Monday, June 13, 2005

Emerging from Sadness

I feel like I'm swimming up towards the surface. I'm not out of the sadness, out of the shadows, but I'm getting closer.

I always had to be the one who was fine. Don't worry about me. I'm OK. It's like I was afraid the other would leave if I wasn't strong, if I wasn't perfect. I couldn't disappoint my mother -- it would hurt her to think that something she did made it hard on me. So I just kept my chin up, pushed the feelings down, and soldiered on. In a sense, I became the mother, the grown-up in the relationship.

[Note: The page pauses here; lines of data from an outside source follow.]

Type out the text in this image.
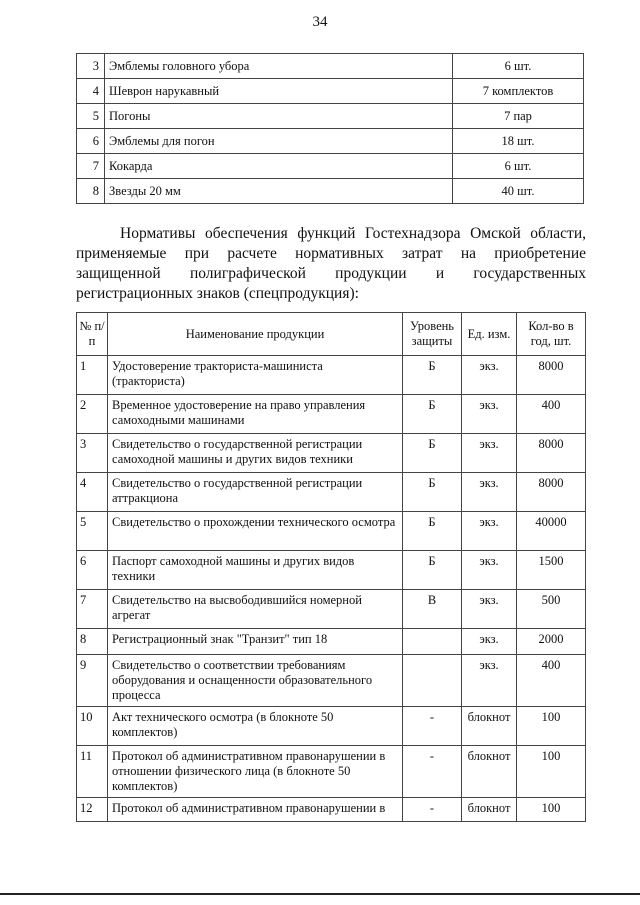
34
3	Эмблемы головного убора	6 шт.
4	Шеврон нарукавный	7 комплектов
5	Погоны	7 пар
6	Эмблемы для погон	18 шт.
7	Кокарда	6 шт.
8	Звезды 20 мм	40 шт.

Нормативы обеспечения функций Гостехнадзора Омской области, применяемые при расчете нормативных затрат на приобретение защищенной полиграфической продукции и государственных регистрационных знаков (спецпродукция):

№ п/п	Наименование продукции	Уровень защиты	Ед. изм.	Кол-во в год, шт.
1	Удостоверение тракториста-машиниста (тракториста)	Б	экз.	8000
2	Временное удостоверение на право управления самоходными машинами	Б	экз.	400
3	Свидетельство о государственной регистрации самоходной машины и других видов техники	Б	экз.	8000
4	Свидетельство о государственной регистрации аттракциона	Б	экз.	8000
5	Свидетельство о прохождении технического осмотра	Б	экз.	40000
6	Паспорт самоходной машины и других видов техники	Б	экз.	1500
7	Свидетельство на высвободившийся номерной агрегат	В	экз.	500
8	Регистрационный знак "Транзит" тип 18		экз.	2000
9	Свидетельство о соответствии требованиям оборудования и оснащенности образовательного процесса		экз.	400
10	Акт технического осмотра (в блокноте 50 комплектов)	-	блокнот	100
11	Протокол об административном правонарушении в отношении физического лица (в блокноте 50 комплектов)	-	блокнот	100
12	Протокол об административном правонарушении в	-	блокнот	100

And now, it's time to learn what it means to have feelings, not to push them down. To learn what its like to let go. To flow with it, instead of being tightly controlled. To be a whole person.

Thursday, June 02, 2005

Ever good enough?

There's a major reorganization going on in our IT area at work. Lots of management positions will be opening up. A friend of mine keeps coming by my office. He says, "You gotta apply! You'd be great" And I laugh. "Why do you laugh?" he says. "I'm serious! You be the branch head, and I'll work for you."

Why do I laugh? Because I'm uncomfortable. I say I'm not ready yet. I say I still have to learn how to budget, how to schedule. I say I don't know if I'm ready to be a supervisor. But when it comes down to it, what I'm saying is that I don't think I'm good enough. Is this true? Probably not. I read a great article that said a perfectionist defines good enough as "(What I did) + 1 ." Would I ever feel I'm ready? Would there always be something else to improve?

I was in a great leadership program last year. Scott Coady, one of the facilitators and a fabulous coach, asked me, "Where did you get the idea you had to be perfect?" I don't? You mean I can forgive myself for not being perfect? Whoah.

Striving for perfection means you're never satisfied, never happy. Something's always lacking. A search for perfectionism is a search for fault. Sounds like just the person you'd want at a party! Who wants to be around that?

The alternative is appreciation. The hard part: how do you recognize the areas for improvement, while focusing on your strengths, and those of others? How do you appreciate what you have, and see opportunity instead of flaws?